No. 26 – Ohio State Buckeyes
- Position: Linebacker
- Class: Junior

Personal information
- Born: December 12, 2004 (age 21)
- Listed height: 6 ft 2 in (1.88 m)
- Listed weight: 223 lb (101 kg)

Career information
- High school: Lovejoy (Lucas, Texas)
- College: Ohio State (2024–present)
- Stats at ESPN

= Payton Pierce =

American football player (born 2004)

Payton Pierce (born December 12, 2004) is an American college football linebacker for the Ohio State Buckeyes.

==Early life==
Pierce is from Lucas, Texas. He grew up competing in wrestling and football, starting the latter in third grade. He first attended Allen High School before transferring to Lovejoy High School in Lucas. He competed in both wrestling and football in high school and compiled a record of 30–1 as a wrestler, winning the 2022 5A state championship while competing in the 220 lb weight class.
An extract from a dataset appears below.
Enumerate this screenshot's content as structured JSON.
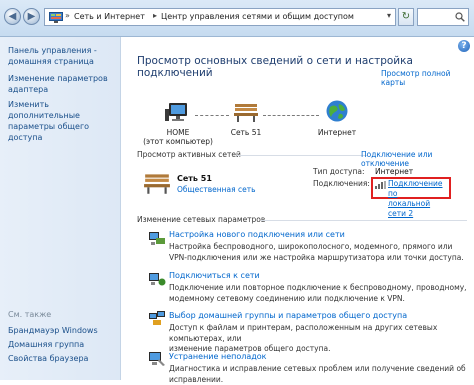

Playing for Lovejoy's football team in 2021, Pierce posted 131 tackles, six sacks and five forced fumbles. He missed much of the 2022 season due to injury. In his senior year, 2023, he tallied 181 tackles, 40 tackles-for-loss (TFLs), eight sacks and four forced fumbles, being named the 7-5A Division II MVP and the 2023 All-Area Defensive Player of the Year by the Allen American. Pierce was a finalist for the Butkus Award as the best high school linebacker nationally and was invited to the All-American Bowl. He was ranked a four-star recruit, one of the top-15 linebackers nationally and a top-200 player overall in the 2024 recruiting class. Pierce committed to play college football for the Ohio State Buckeyes.

==College career==
As a true freshman in 2024, Pierce recorded four tackles in 14 games for the national champion Buckeyes. He saw more significant playing time during the 2025 season, recording 43 tackles, an interception and a forced fumble.